With a billion downloads and more than 150 million monthly active creators, PicsArt isn’t just one of the world’s largest creative platforms; it is also one of the fastest-growing ones. Currently, it spans the globe and is available in over 30 languages.
At its core, PicsArt is a platform for photo & video editing that delivers its services via a mobile app that allows its users to edit images and videos, as well as apply filters/effects at the touch of a button.
As the underlying technology, several powerful AI algorithms are used to deliver the app’s functionality.

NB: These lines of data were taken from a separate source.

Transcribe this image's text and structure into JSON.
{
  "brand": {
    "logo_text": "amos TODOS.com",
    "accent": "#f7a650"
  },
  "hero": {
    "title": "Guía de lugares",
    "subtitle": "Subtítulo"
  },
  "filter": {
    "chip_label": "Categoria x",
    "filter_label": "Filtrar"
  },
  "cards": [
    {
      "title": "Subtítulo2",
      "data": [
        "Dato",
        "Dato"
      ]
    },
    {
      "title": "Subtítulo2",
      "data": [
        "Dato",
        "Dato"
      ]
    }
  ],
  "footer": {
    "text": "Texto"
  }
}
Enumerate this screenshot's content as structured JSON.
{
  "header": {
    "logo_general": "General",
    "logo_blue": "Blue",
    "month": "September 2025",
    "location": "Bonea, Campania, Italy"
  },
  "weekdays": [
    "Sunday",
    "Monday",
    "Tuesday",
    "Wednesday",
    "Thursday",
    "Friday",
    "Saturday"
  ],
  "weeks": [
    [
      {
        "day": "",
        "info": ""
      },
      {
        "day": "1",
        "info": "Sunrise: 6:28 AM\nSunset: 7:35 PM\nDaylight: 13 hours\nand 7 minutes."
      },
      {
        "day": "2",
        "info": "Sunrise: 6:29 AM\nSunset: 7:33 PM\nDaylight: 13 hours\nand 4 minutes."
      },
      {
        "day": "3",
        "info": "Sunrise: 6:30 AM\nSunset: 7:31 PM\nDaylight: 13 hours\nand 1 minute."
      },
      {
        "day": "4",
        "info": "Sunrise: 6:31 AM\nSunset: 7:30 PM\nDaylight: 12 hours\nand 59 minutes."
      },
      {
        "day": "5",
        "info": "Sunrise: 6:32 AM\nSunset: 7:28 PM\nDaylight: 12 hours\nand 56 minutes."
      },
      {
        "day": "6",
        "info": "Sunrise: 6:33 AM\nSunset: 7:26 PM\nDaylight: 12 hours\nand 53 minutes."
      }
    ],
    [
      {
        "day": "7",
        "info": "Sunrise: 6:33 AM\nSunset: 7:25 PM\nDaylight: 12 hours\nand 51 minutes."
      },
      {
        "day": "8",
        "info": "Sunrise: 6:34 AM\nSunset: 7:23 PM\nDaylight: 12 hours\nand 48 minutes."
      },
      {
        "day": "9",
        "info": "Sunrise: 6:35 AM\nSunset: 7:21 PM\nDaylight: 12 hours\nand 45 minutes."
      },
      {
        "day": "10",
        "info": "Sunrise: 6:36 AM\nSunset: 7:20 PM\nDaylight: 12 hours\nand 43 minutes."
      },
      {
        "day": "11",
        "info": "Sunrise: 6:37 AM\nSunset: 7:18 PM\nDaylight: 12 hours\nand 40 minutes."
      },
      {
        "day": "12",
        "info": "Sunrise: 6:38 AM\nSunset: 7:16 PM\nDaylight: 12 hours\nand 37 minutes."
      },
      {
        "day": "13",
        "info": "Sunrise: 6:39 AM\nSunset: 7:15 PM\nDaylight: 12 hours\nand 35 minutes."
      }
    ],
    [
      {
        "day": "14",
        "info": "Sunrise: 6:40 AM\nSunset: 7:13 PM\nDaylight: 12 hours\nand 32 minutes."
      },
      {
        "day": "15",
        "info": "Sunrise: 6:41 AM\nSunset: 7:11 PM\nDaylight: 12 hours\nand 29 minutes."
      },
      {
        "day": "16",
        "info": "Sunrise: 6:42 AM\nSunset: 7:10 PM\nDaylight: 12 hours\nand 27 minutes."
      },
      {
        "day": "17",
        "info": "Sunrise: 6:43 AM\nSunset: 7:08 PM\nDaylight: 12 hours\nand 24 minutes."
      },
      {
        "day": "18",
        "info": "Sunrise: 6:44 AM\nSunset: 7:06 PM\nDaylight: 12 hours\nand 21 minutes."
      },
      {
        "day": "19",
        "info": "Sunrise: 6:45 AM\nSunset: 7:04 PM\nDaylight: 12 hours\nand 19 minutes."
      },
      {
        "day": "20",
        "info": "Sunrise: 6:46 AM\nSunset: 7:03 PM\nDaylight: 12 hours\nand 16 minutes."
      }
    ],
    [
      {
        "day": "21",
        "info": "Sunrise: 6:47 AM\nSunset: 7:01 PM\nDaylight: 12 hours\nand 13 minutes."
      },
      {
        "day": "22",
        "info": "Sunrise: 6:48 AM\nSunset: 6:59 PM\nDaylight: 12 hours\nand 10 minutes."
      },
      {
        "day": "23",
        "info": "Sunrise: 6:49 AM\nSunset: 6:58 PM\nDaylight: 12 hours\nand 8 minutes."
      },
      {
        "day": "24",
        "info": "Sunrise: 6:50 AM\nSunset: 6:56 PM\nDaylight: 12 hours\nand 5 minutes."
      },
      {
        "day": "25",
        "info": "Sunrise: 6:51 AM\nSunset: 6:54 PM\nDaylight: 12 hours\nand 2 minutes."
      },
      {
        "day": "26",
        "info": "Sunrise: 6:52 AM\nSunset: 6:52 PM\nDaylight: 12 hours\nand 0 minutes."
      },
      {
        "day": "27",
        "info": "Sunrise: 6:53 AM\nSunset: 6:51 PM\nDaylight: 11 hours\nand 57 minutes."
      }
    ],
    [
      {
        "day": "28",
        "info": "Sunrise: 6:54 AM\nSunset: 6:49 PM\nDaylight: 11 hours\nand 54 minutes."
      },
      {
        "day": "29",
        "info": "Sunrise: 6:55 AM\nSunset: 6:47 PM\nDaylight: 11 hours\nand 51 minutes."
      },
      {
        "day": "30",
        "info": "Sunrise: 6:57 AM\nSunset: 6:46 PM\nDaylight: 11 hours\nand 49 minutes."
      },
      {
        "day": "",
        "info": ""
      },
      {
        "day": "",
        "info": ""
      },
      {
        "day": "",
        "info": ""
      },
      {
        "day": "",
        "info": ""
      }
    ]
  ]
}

One of them is a facial keypoint detection (FKD) neural network that is used to process images that contain people's faces.
Detecting facial key points is a very challenging problem in the field of computer vision, since facial features vary greatly from one individual to another, and even for a single individual there is a large amount of variation due to 3D pose, size, position, viewing angle, and illumination conditions. In turn, it involves detecting a dozen facial key points such as centers and corners of eyes, the tip of the nose among other features.
Therefore, one can safely state that FKD is a quite computationally intensive task and it can especially become an issue when it comes to mobile processing, as there is a limited amount of hardware on a given device.
Whether a mobile app is using FKD or another type of neural network, it is essential to minimize the system response time in any mobile application to ensure that the app performs well for any user on any device. Thus, it is advised to optimize the underlying neural networks as much as possible.
To deliver the best, most seamless user experience possible, PicsArt spent countless developer hours, used various tools that are available on the market, and carried out tons of trial and error to find the most optimal neural network architecture, thus cutting down on the system response time as much as possible. At that point, PicsArt had decreased it to 126 milliseconds.
To explore how to decrease the system response time even further, PicsArt asked enot.ai to find the optimal combination of hyperparameters from already optimised mobile blocks, thus further accelerating the underlying FKD neural network.
While the FKD neural network had already
been significantly optimized by PicsArt’s specialists and engineers,
enot.ai’s framework was able to further decrease the system response time
to 89 milliseconds, thus providing an additional +37% acceleration
that would translate to an even more improved user experience.
In turn, it is important to note that enot.ai’s framework is fully automated and the optimization on enot.ai’s side took only about a day of developer time - a fraction of the resources that PicsArt had spent up until that point. If enot.ai’s tools had been used from the very beginning, better functionality could have been brought to the app’s users significantly sooner,, at a fraction of the cost and time that it actually took.